METHODS: Exome sequencing was performed on a two-generation family affected by a distinctive phenotype comprising a lipomatous frontonasal malformation, anosmia, cutis aplasia of the scalp and/or sparse hair, and congenital heart disease. Identification of a de novo missense substitution within KCTD15 led to targeted sequencing of DNA from a similarly affected sporadic patient, revealing a different missense mutation. Structural and biophysical analyses were performed to assess the effects of both amino acid substitutions on the KCTD15 protein.
RESULTS: A heterozygous c.310G>C variant encoding p.(Asp104His) within the BTB domain of KCTD15 was identified in an affected father and daughter and segregated with the phenotype. In the sporadically affected patient, a de novo heterozygous c.263G>A variant encoding p.(Gly88Asp) was present in KCTD15. Both substitutions were found to perturb the pentameric assembly of the BTB domain. A crystal structure of the BTB domain variant p.(Gly88Asp) revealed a closed hexameric assembly, whereas biophysical analyses showed that the p.(Asp104His) substitution resulted in a monomeric BTB domain likely to be partially unfolded at physiological temperatures.
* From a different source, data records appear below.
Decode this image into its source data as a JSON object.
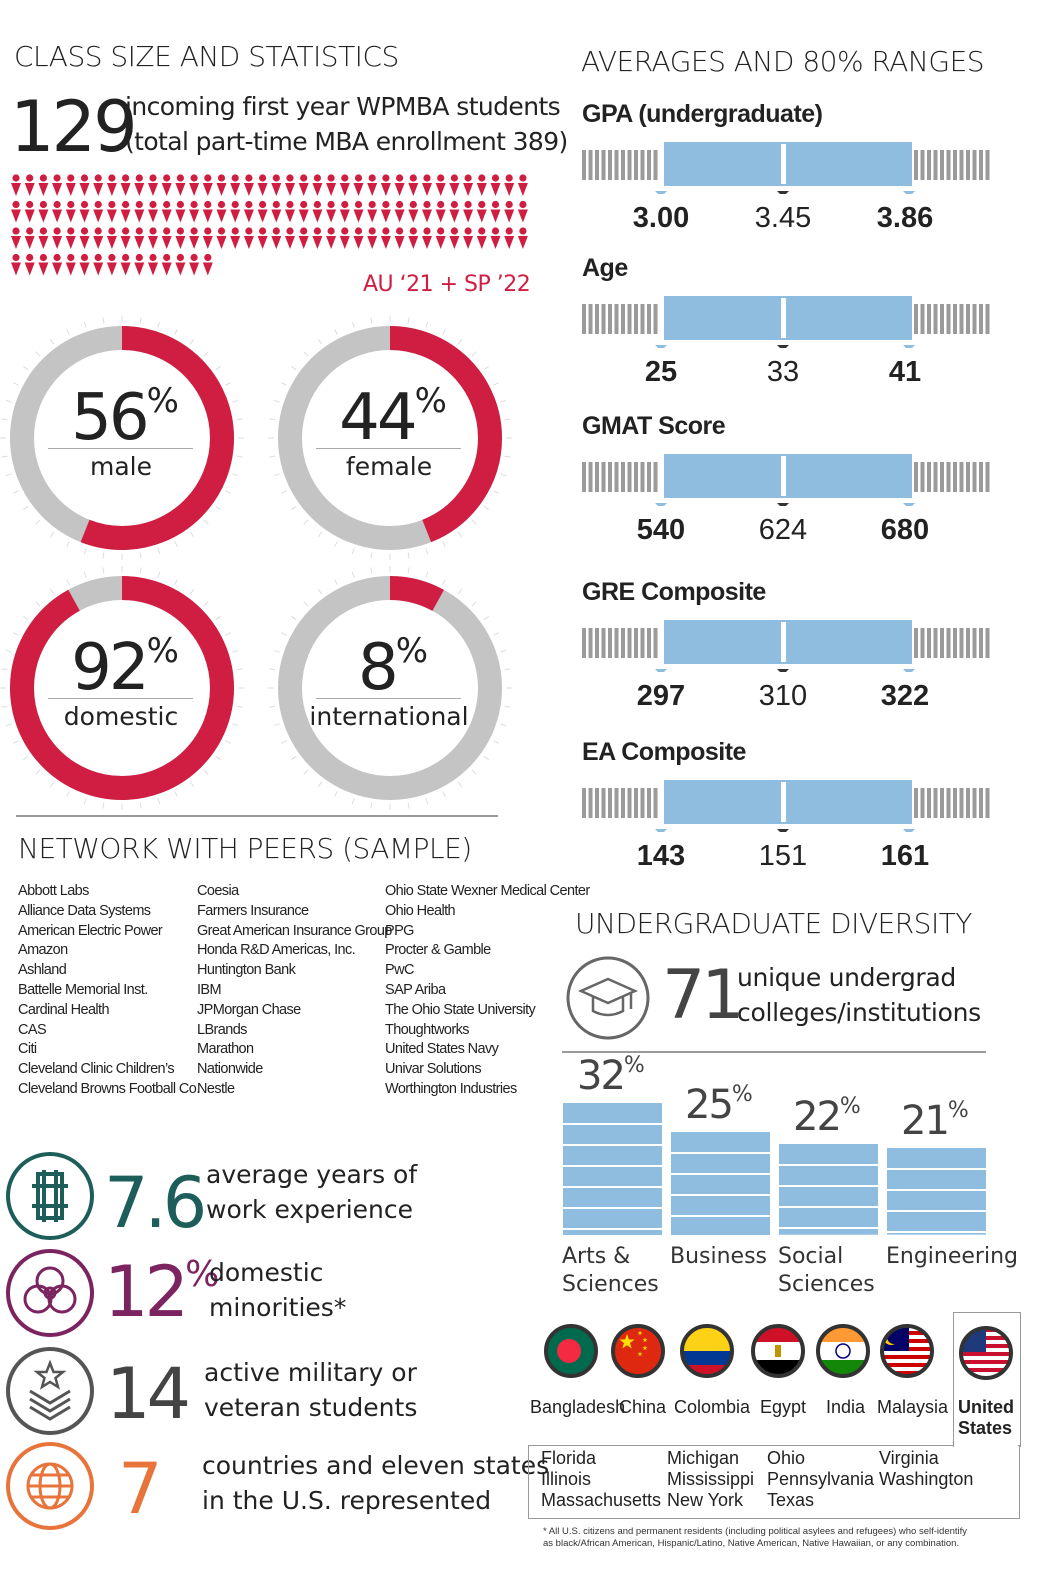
{
  "class_section": {
    "title": "CLASS SIZE AND STATISTICS",
    "count": "129",
    "line1": "incoming first year WPMBA students",
    "line2": "(total part-time MBA enrollment 389)",
    "term": "AU ‘21 + SP ’22",
    "people_icons": 129,
    "colors": {
      "red": "#cf1e42",
      "gray": "#c4c4c4"
    }
  },
  "donuts": [
    {
      "percent": "56",
      "value": 56,
      "label": "male"
    },
    {
      "percent": "44",
      "value": 44,
      "label": "female"
    },
    {
      "percent": "92",
      "value": 92,
      "label": "domestic"
    },
    {
      "percent": "8",
      "value": 8,
      "label": "international"
    }
  ],
  "percent_sign": "%",
  "ranges_section": {
    "title": "AVERAGES AND 80% RANGES",
    "items": [
      {
        "title": "GPA (undergraduate)",
        "low": "3.00",
        "avg": "3.45",
        "high": "3.86"
      },
      {
        "title": "Age",
        "low": "25",
        "avg": "33",
        "high": "41"
      },
      {
        "title": "GMAT Score",
        "low": "540",
        "avg": "624",
        "high": "680"
      },
      {
        "title": "GRE Composite",
        "low": "297",
        "avg": "310",
        "high": "322"
      },
      {
        "title": "EA Composite",
        "low": "143",
        "avg": "151",
        "high": "161"
      }
    ],
    "colors": {
      "bar": "#8fbde0",
      "stripe": "#9a9a9a"
    }
  },
  "network": {
    "title": "NETWORK WITH PEERS (SAMPLE)",
    "col1": [
      "Abbott Labs",
      "Alliance Data Systems",
      "American Electric Power",
      "Amazon",
      "Ashland",
      "Battelle Memorial Inst.",
      "Cardinal Health",
      "CAS",
      "Citi",
      "Cleveland Clinic Children’s",
      "Cleveland Browns Football Co."
    ],
    "col2": [
      "Coesia",
      "Farmers Insurance",
      "Great American Insurance Group",
      "Honda R&D Americas, Inc.",
      "Huntington Bank",
      "IBM",
      "JPMorgan Chase",
      "LBrands",
      "Marathon",
      "Nationwide",
      "Nestle"
    ],
    "col3": [
      "Ohio State Wexner Medical Center",
      "Ohio Health",
      "PPG",
      "Procter & Gamble",
      "PwC",
      "SAP Ariba",
      "The Ohio State University",
      "Thoughtworks",
      "United States Navy",
      "Univar Solutions",
      "Worthington Industries"
    ]
  },
  "stats": [
    {
      "value": "7.6",
      "sup": "",
      "line1": "average years of",
      "line2": "work experience",
      "icon": "work-experience-icon",
      "color": "#1d5e5a"
    },
    {
      "value": "12",
      "sup": "%",
      "line1": "domestic",
      "line2": "minorities*",
      "icon": "minorities-icon",
      "color": "#7b2460"
    },
    {
      "value": "14",
      "sup": "",
      "line1": "active military or",
      "line2": "veteran students",
      "icon": "military-icon",
      "color": "#555555"
    },
    {
      "value": "7",
      "sup": "",
      "line1": "countries and eleven states",
      "line2": "in the U.S. represented",
      "icon": "globe-icon",
      "color": "#e8743b"
    }
  ],
  "diversity": {
    "title": "UNDERGRADUATE DIVERSITY",
    "count": "71",
    "line1": "unique undergrad",
    "line2": "colleges/institutions",
    "bars": [
      {
        "percent": "32",
        "value": 32,
        "line1": "Arts &",
        "line2": "Sciences"
      },
      {
        "percent": "25",
        "value": 25,
        "line1": "Business",
        "line2": ""
      },
      {
        "percent": "22",
        "value": 22,
        "line1": "Social",
        "line2": "Sciences"
      },
      {
        "percent": "21",
        "value": 21,
        "line1": "Engineering",
        "line2": ""
      }
    ]
  },
  "countries": {
    "items": [
      "Bangladesh",
      "China",
      "Colombia",
      "Egypt",
      "India",
      "Malaysia"
    ],
    "us_line1": "United",
    "us_line2": "States",
    "states": [
      [
        "Florida",
        "Illinois",
        "Massachusetts"
      ],
      [
        "Michigan",
        "Mississippi",
        "New York"
      ],
      [
        "Ohio",
        "Pennsylvania",
        "Texas"
      ],
      [
        "Virginia",
        "Washington"
      ]
    ]
  },
  "footnote": {
    "line1": "* All U.S. citizens and permanent residents (including political asylees and refugees) who self-identify",
    "line2": "as black/African American, Hispanic/Latino, Native American, Native Hawaiian, or any combination."
  }
}
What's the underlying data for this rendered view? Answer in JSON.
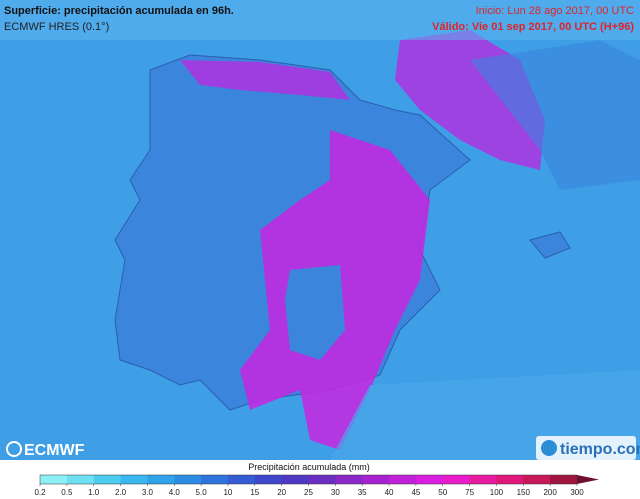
{
  "header": {
    "title": "Superficie: precipitación acumulada en 96h.",
    "model": "ECMWF HRES (0.1°)",
    "init": "Inicio: Lun 28 ago 2017, 00 UTC",
    "valid": "Válido: Vie 01 sep 2017, 00 UTC (H+96)"
  },
  "logos": {
    "left": "ECMWF",
    "right": "tiempo.com"
  },
  "colorbar": {
    "label": "Precipitación acumulada (mm)",
    "ticks": [
      "0.2",
      "0.5",
      "1.0",
      "2.0",
      "3.0",
      "4.0",
      "5.0",
      "10",
      "15",
      "20",
      "25",
      "30",
      "35",
      "40",
      "45",
      "50",
      "75",
      "100",
      "150",
      "200",
      "300"
    ],
    "colors": [
      "#8ef0f7",
      "#6ee0f4",
      "#4ccdf0",
      "#38b8ee",
      "#2fa3ea",
      "#2c8ce4",
      "#2e74dc",
      "#345cd4",
      "#3e46cc",
      "#5038c4",
      "#6a2ec0",
      "#8a28c8",
      "#a622d0",
      "#c020d8",
      "#d81ee0",
      "#e81cc8",
      "#e81aa0",
      "#e0187a",
      "#c81858",
      "#a01440"
    ],
    "over_color": "#701030"
  }
}
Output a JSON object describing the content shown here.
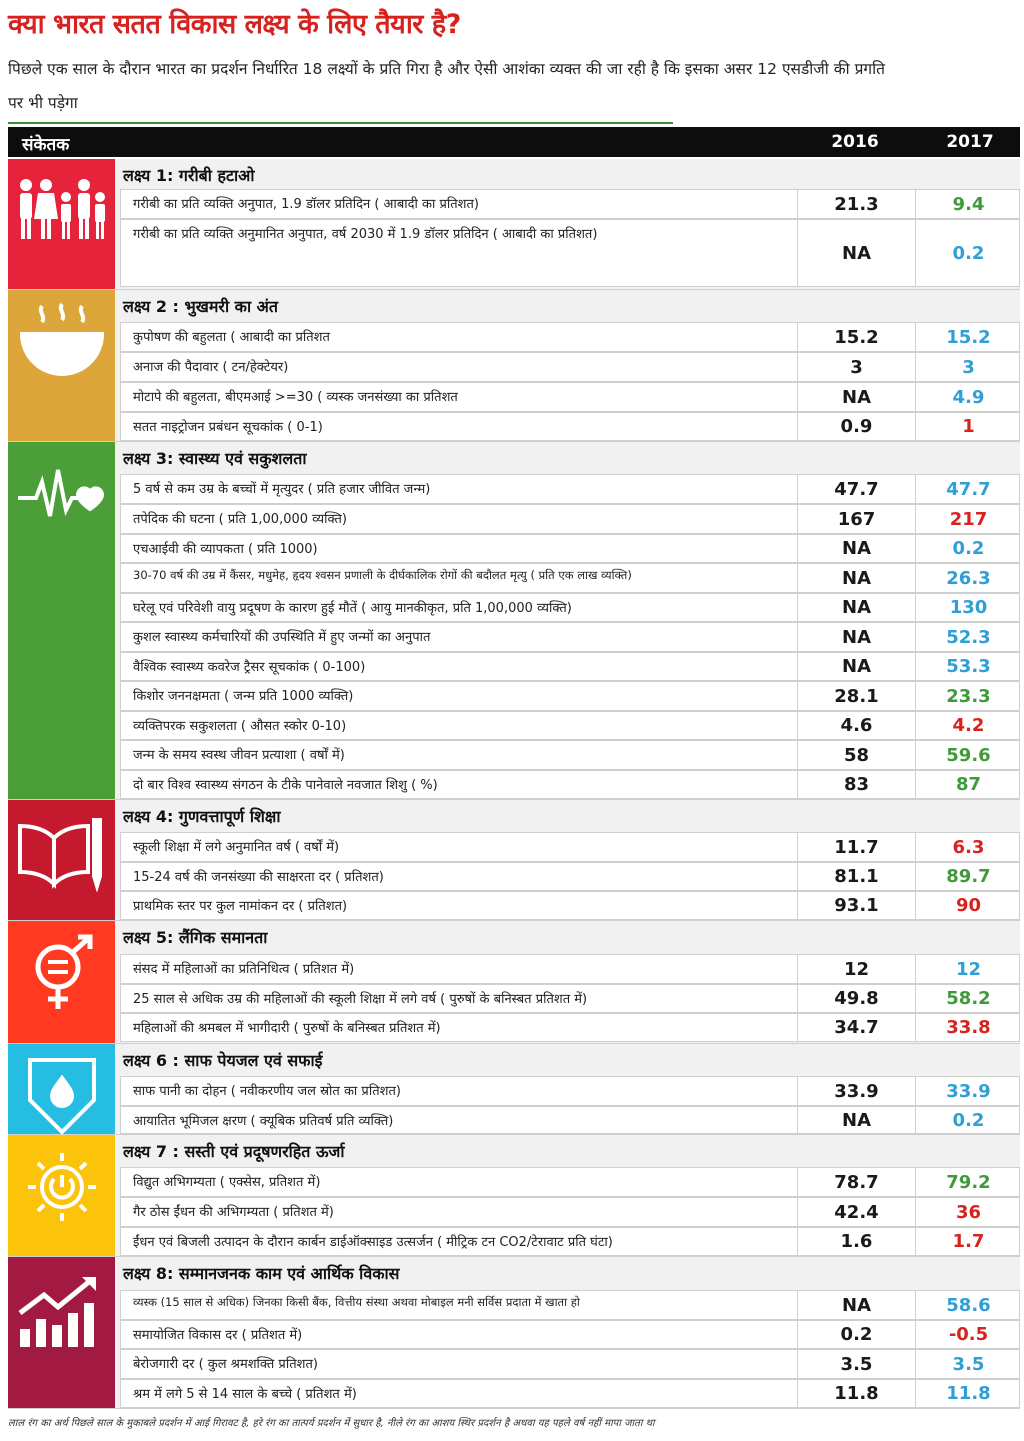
{
  "title": "क्या भारत सतत विकास लक्ष्य के लिए तैयार है?",
  "subtitle": "पिछले एक साल के दौरान भारत का प्रदर्शन निर्धारित 18 लक्ष्यों के प्रति गिरा है और ऐसी आशंका व्यक्त की जा रही है कि इसका असर 12 एसडीजी की प्रगति पर भी पड़ेगा",
  "header": {
    "label": "संकेतक",
    "y2016": "2016",
    "y2017": "2017"
  },
  "colors": {
    "goal1": "#e5243b",
    "goal2": "#dda63a",
    "goal3": "#4c9f38",
    "goal4": "#c5192d",
    "goal5": "#ff3a21",
    "goal6": "#26bde2",
    "goal7": "#fcc30b",
    "goal8": "#a21942",
    "worse": "#d7231f",
    "better": "#3f9b3a",
    "stable": "#2f9fd5"
  },
  "sections": [
    {
      "title": "लक्ष्य 1: गरीबी हटाओ",
      "icon": "family-icon",
      "rows": [
        {
          "label": "गरीबी का प्रति व्यक्ति अनुपात, 1.9 डॉलर प्रतिदिन ( आबादी का प्रतिशत)",
          "v2016": "21.3",
          "v2017": "9.4",
          "trend": "green"
        },
        {
          "label": "गरीबी का प्रति व्यक्ति अनुमानित अनुपात, वर्ष 2030 में 1.9 डॉलर प्रतिदिन ( आबादी का प्रतिशत)",
          "v2016": "NA",
          "v2017": "0.2",
          "trend": "blue"
        }
      ]
    },
    {
      "title": "लक्ष्य 2 : भुखमरी का अंत",
      "icon": "bowl-icon",
      "rows": [
        {
          "label": "कुपोषण की बहुलता ( आबादी का प्रतिशत",
          "v2016": "15.2",
          "v2017": "15.2",
          "trend": "blue"
        },
        {
          "label": "अनाज की पैदावार ( टन/हेक्टेयर)",
          "v2016": "3",
          "v2017": "3",
          "trend": "blue"
        },
        {
          "label": "मोटापे की बहुलता, बीएमआई >=30 ( व्यस्क जनसंख्या का प्रतिशत",
          "v2016": "NA",
          "v2017": "4.9",
          "trend": "blue"
        },
        {
          "label": "सतत नाइट्रोजन प्रबंधन सूचकांक ( 0-1)",
          "v2016": "0.9",
          "v2017": "1",
          "trend": "red"
        }
      ]
    },
    {
      "title": "लक्ष्य 3: स्वास्थ्य एवं सकुशलता",
      "icon": "heartbeat-icon",
      "rows": [
        {
          "label": "5 वर्ष से कम उम्र के बच्चों में मृत्युदर ( प्रति हजार जीवित जन्म)",
          "v2016": "47.7",
          "v2017": "47.7",
          "trend": "blue"
        },
        {
          "label": "तपेदिक की घटना ( प्रति 1,00,000 व्यक्ति)",
          "v2016": "167",
          "v2017": "217",
          "trend": "red"
        },
        {
          "label": "एचआईवी की व्यापकता ( प्रति 1000)",
          "v2016": "NA",
          "v2017": "0.2",
          "trend": "blue"
        },
        {
          "label": "30-70 वर्ष की उम्र में कैंसर, मधुमेह, हृदय श्वसन प्रणाली के दीर्घकालिक रोगों की बदौलत मृत्यु ( प्रति एक लाख व्यक्ति)",
          "v2016": "NA",
          "v2017": "26.3",
          "trend": "blue"
        },
        {
          "label": "घरेलू एवं परिवेशी वायु प्रदूषण के कारण हुई मौतें ( आयु मानकीकृत, प्रति 1,00,000 व्यक्ति)",
          "v2016": "NA",
          "v2017": "130",
          "trend": "blue"
        },
        {
          "label": "कुशल स्वास्थ्य कर्मचारियों की उपस्थिति में हुए जन्मों का अनुपात",
          "v2016": "NA",
          "v2017": "52.3",
          "trend": "blue"
        },
        {
          "label": "वैश्विक स्वास्थ्य कवरेज ट्रैसर सूचकांक ( 0-100)",
          "v2016": "NA",
          "v2017": "53.3",
          "trend": "blue"
        },
        {
          "label": "किशोर जननक्षमता ( जन्म प्रति 1000 व्यक्ति)",
          "v2016": "28.1",
          "v2017": "23.3",
          "trend": "green"
        },
        {
          "label": "व्यक्तिपरक सकुशलता ( औसत स्कोर 0-10)",
          "v2016": "4.6",
          "v2017": "4.2",
          "trend": "red"
        },
        {
          "label": "जन्म के समय स्वस्थ जीवन प्रत्याशा ( वर्षों में)",
          "v2016": "58",
          "v2017": "59.6",
          "trend": "green"
        },
        {
          "label": "दो बार विश्व स्वास्थ्य संगठन के टीके पानेवाले नवजात शिशु ( %)",
          "v2016": "83",
          "v2017": "87",
          "trend": "green"
        }
      ]
    },
    {
      "title": "लक्ष्य 4: गुणवत्तापूर्ण शिक्षा",
      "icon": "book-icon",
      "rows": [
        {
          "label": "स्कूली शिक्षा में लगे अनुमानित वर्ष ( वर्षों में)",
          "v2016": "11.7",
          "v2017": "6.3",
          "trend": "red"
        },
        {
          "label": "15-24 वर्ष की जनसंख्या की साक्षरता दर ( प्रतिशत)",
          "v2016": "81.1",
          "v2017": "89.7",
          "trend": "green"
        },
        {
          "label": "प्राथमिक स्तर पर कुल नामांकन दर ( प्रतिशत)",
          "v2016": "93.1",
          "v2017": "90",
          "trend": "red"
        }
      ]
    },
    {
      "title": "लक्ष्य 5: लैंगिक समानता",
      "icon": "gender-equality-icon",
      "rows": [
        {
          "label": "संसद में महिलाओं का प्रतिनिधित्व ( प्रतिशत में)",
          "v2016": "12",
          "v2017": "12",
          "trend": "blue"
        },
        {
          "label": "25 साल से अधिक उम्र की महिलाओं की स्कूली शिक्षा में लगे वर्ष ( पुरुषों के बनिस्बत प्रतिशत में)",
          "v2016": "49.8",
          "v2017": "58.2",
          "trend": "green"
        },
        {
          "label": "महिलाओं की श्रमबल में भागीदारी ( पुरुषों के बनिस्बत प्रतिशत में)",
          "v2016": "34.7",
          "v2017": "33.8",
          "trend": "red"
        }
      ]
    },
    {
      "title": "लक्ष्य 6 : साफ पेयजल एवं सफाई",
      "icon": "water-drop-icon",
      "rows": [
        {
          "label": "साफ पानी का दोहन ( नवीकरणीय जल स्रोत का प्रतिशत)",
          "v2016": "33.9",
          "v2017": "33.9",
          "trend": "blue"
        },
        {
          "label": "आयातित भूमिजल क्षरण ( क्यूबिक प्रतिवर्ष प्रति व्यक्ति)",
          "v2016": "NA",
          "v2017": "0.2",
          "trend": "blue"
        }
      ]
    },
    {
      "title": "लक्ष्य 7 : सस्ती एवं प्रदूषणरहित ऊर्जा",
      "icon": "sun-power-icon",
      "rows": [
        {
          "label": "विद्युत अभिगम्यता ( एक्सेस, प्रतिशत में)",
          "v2016": "78.7",
          "v2017": "79.2",
          "trend": "green"
        },
        {
          "label": "गैर ठोस ईंधन की अभिगम्यता ( प्रतिशत में)",
          "v2016": "42.4",
          "v2017": "36",
          "trend": "red"
        },
        {
          "label": "ईंधन एवं बिजली उत्पादन के दौरान कार्बन डाईऑक्साइड उत्सर्जन ( मीट्रिक टन CO2/टेरावाट प्रति घंटा)",
          "v2016": "1.6",
          "v2017": "1.7",
          "trend": "red"
        }
      ]
    },
    {
      "title": "लक्ष्य 8: सम्मानजनक काम एवं आर्थिक विकास",
      "icon": "growth-chart-icon",
      "rows": [
        {
          "label": "व्यस्क (15 साल से अधिक) जिनका किसी बैंक, वित्तीय संस्था अथवा मोबाइल मनी सर्विस प्रदाता में खाता हो",
          "v2016": "NA",
          "v2017": "58.6",
          "trend": "blue"
        },
        {
          "label": "समायोजित विकास दर ( प्रतिशत में)",
          "v2016": "0.2",
          "v2017": "-0.5",
          "trend": "red"
        },
        {
          "label": "बेरोजगारी दर ( कुल श्रमशक्ति प्रतिशत)",
          "v2016": "3.5",
          "v2017": "3.5",
          "trend": "blue"
        },
        {
          "label": "श्रम में लगे 5 से 14 साल के बच्चे ( प्रतिशत में)",
          "v2016": "11.8",
          "v2017": "11.8",
          "trend": "blue"
        }
      ]
    }
  ],
  "footnote": "लाल रंग का अर्थ पिछले साल के मुकाबले प्रदर्शन में आई गिरावट है, हरे रंग का तात्पर्य प्रदर्शन में सुधार है, नीले रंग का आशय स्थिर प्रदर्शन है अथवा यह पहले वर्ष नहीं मापा जाता था"
}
CONCLUSIONS: BTB domain substitutions in KCTD1 and KCTD15 cause clinically overlapping phenotypes involving craniofacial abnormalities and cutis aplasia. The structural analyses demonstrate that missense substitutions act through a dominant negative mechanism by disrupting the higher order structure of the KCTD15 protein complex.
摘要:
背景:KCTD15编码寡聚BTB结构域蛋白,据报道通过抑制Wnt/β-catenin信号传导来抑制神经c形成,以及TFAP2的反式激活。密切相关旁系物KCTD1中的杂合错义变异导致头皮-耳-乳头综合征
方法:对一个两代家族进行外显子组测序,该家族受一种独特的表型影响,该表型包括脂肪瘤状额鼻部畸形,嗅觉缺失,头皮角化生和/或稀疏的头发,先天性心脏病.KCTD15中从头错义替换的鉴定导致对类似受影响的散发性患者的DNA进行靶向测序,揭示了一个不同的错义突变。进行结构和生物物理分析以评估两种氨基酸取代对KCTD15蛋白的影响。
结果:在受影响的父亲和女儿中鉴定出编码KCTD15的BTB结构域内的p.(Asp104His)的杂合c.310G>C变体,并与表型分离。在偶尔受影响的患者中,从头杂合c.263G>KCTD15中存在编码p.(Gly88Asp)的变体。发现两种取代都扰乱BTB结构域的五聚体组装。BTB结构域变体p的晶体结构。(Gly88Asp)揭示了封闭的六聚体组装,而生物物理分析显示p.(Asp104His)取代导致单体BTB结构域可能在生理温度下部分展开。
结论:KCTD1和KCTD15中的BTB结构域替换导致临床上重叠的表型,包括颅面畸形和角体发育。结构分析表明,错义取代通过破坏KCTD15蛋白质复合物的高级结构而通过显性负机制起作用。
方法:对一个两代家族进行外显子组测序,该家族受一种独特的表型影响,该表型包括脂肪瘤状额鼻部畸形,嗅觉缺失,头皮角化生和/或稀疏的头发,先天性心脏病.KCTD15中从头错义替换的鉴定导致对类似受影响的散发性患者的DNA进行靶向测序,揭示了一个不同的错义突变。进行结构和生物物理分析以评估两种氨基酸取代对KCTD15蛋白的影响。
结果:在受影响的父亲和女儿中鉴定出编码KCTD15的BTB结构域内的p.(Asp104His)的杂合c.310G>C变体,并与表型分离。在偶尔受影响的患者中,从头杂合c.263G>KCTD15中存在编码p.(Gly88Asp)的变体。发现两种取代都扰乱BTB结构域的五聚体组装。BTB结构域变体p的晶体结构。(Gly88Asp)揭示了封闭的六聚体组装,而生物物理分析显示p.(Asp104His)取代导致单体BTB结构域可能在生理温度下部分展开。
结论:KCTD1和KCTD15中的BTB结构域替换导致临床上重叠的表型,包括颅面畸形和角体发育。结构分析表明,错义取代通过破坏KCTD15蛋白质复合物的高级结构而通过显性负机制起作用。